Back to Damascus via a Bedouin-run café where J swapped a pen for some spinach pastries and a whistle-stop visit to the Christian villages where at least one woman still speaks Aramaic, we snuggled in to another generous friend’s centrally-heated, all-mod-cons flat and spent the next couple of days seeing old Syrian friends, buying up carpets, knives and nativity scenes, reading Heat magazines, and going to an utterly bizarre Finnish National Day party where we didn’t meet a single Finn. I thought it was important to give her an unforgettable cultural experience.

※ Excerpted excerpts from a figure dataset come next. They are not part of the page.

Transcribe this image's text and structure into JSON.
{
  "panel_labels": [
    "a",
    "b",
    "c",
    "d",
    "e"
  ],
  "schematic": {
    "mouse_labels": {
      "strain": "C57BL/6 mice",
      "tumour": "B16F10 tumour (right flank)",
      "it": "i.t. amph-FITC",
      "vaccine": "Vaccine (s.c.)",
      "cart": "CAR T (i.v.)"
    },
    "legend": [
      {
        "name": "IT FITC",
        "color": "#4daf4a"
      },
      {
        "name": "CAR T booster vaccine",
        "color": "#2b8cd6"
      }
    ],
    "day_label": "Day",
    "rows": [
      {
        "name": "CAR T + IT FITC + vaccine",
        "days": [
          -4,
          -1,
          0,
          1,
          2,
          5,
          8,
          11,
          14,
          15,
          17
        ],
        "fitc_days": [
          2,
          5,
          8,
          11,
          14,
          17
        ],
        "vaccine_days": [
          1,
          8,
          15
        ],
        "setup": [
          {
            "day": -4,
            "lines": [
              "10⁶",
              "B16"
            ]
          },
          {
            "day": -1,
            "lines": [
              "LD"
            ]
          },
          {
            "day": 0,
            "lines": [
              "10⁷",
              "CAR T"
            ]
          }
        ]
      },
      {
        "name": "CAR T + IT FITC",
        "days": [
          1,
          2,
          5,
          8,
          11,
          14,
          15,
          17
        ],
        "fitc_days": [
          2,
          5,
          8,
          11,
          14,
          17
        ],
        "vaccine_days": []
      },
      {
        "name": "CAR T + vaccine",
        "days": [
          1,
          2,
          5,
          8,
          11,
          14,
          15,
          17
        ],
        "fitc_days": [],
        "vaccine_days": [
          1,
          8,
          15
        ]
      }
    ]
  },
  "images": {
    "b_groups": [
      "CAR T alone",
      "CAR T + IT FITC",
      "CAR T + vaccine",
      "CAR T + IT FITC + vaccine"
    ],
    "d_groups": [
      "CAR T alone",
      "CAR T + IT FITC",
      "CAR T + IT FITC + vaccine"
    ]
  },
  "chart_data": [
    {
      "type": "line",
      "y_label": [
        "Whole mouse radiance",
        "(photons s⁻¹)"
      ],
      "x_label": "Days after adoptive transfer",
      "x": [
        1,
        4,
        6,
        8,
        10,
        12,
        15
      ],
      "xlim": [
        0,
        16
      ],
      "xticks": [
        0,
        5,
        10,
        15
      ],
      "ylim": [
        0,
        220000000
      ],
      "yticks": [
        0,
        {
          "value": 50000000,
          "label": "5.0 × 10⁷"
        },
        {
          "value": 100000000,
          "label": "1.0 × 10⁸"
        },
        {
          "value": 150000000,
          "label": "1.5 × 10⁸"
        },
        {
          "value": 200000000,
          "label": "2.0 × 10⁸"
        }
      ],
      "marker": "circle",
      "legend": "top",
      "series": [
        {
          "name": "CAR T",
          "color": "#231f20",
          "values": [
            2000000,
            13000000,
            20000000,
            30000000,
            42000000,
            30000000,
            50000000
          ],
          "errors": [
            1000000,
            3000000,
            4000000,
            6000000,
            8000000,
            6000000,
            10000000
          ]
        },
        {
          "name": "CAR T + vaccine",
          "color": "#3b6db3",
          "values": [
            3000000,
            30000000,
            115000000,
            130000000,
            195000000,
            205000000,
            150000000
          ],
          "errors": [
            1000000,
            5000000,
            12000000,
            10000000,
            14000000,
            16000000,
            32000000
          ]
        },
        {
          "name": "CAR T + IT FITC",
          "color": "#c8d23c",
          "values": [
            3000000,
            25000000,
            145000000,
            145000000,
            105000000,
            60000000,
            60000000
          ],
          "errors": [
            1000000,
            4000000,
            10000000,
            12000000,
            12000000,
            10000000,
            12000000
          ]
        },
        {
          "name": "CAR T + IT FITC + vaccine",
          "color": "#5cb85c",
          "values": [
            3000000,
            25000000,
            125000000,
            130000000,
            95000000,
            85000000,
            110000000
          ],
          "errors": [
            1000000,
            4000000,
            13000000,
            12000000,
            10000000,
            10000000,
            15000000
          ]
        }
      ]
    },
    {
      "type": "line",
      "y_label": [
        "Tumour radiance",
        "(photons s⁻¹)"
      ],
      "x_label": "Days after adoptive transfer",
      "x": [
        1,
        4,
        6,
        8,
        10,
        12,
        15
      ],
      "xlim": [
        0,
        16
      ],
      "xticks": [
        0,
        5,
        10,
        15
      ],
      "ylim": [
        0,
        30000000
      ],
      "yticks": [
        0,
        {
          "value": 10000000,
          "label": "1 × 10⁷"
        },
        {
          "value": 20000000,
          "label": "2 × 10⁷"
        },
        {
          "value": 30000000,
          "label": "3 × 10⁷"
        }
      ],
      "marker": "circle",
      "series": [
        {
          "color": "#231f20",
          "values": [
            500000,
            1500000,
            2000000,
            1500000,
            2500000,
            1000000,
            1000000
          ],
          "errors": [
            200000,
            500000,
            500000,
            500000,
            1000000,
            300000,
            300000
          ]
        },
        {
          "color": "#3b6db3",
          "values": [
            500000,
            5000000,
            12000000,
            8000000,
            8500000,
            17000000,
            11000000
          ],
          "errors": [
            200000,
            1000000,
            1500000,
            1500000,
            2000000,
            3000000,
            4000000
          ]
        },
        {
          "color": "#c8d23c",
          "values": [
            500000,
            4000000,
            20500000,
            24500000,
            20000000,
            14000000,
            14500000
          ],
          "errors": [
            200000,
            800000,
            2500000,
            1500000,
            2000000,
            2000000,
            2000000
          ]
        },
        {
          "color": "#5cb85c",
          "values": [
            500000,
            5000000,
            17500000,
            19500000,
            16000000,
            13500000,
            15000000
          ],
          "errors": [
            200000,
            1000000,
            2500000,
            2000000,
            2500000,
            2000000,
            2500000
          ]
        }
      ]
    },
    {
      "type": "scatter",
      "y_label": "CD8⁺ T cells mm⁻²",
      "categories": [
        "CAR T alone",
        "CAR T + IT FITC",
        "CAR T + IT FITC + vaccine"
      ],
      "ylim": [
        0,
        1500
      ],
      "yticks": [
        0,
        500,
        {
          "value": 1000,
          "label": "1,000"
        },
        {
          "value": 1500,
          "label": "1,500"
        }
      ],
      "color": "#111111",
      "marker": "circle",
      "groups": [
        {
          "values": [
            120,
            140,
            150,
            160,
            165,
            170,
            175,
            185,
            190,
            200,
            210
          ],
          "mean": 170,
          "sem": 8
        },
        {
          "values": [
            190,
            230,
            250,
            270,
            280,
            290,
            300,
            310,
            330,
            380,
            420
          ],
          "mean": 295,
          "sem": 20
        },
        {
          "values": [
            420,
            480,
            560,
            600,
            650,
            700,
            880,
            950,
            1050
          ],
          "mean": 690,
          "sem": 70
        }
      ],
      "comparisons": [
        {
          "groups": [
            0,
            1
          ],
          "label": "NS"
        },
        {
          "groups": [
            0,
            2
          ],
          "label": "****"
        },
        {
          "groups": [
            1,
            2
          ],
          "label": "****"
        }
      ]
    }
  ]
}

So after all that it was time for me to return to Doha for the Eid holiday (no danger of going back to work just yet), J to return to the UK, and us both to realise we’d picked up a stomach bug as a memento of our time together. Ah, good times. Better times than a Doha acquaintance who was holidaying in Damascus at the same time as us and was apparently amazed because he’d never travelled to a Communist police-state before where there are food shortages. I have no idea which Syria he went to.

(P.S. For those of you with long memories, I was updated on the progress on the tortoises whilst I was back. They are well. A little too well. Lady has apparently given birth to babies, something I can only say was inevitable and may well be down to our over-zealous care. That probably means she has had children with one of her sons. Disgusting. Or is that acceptable in the animal world?)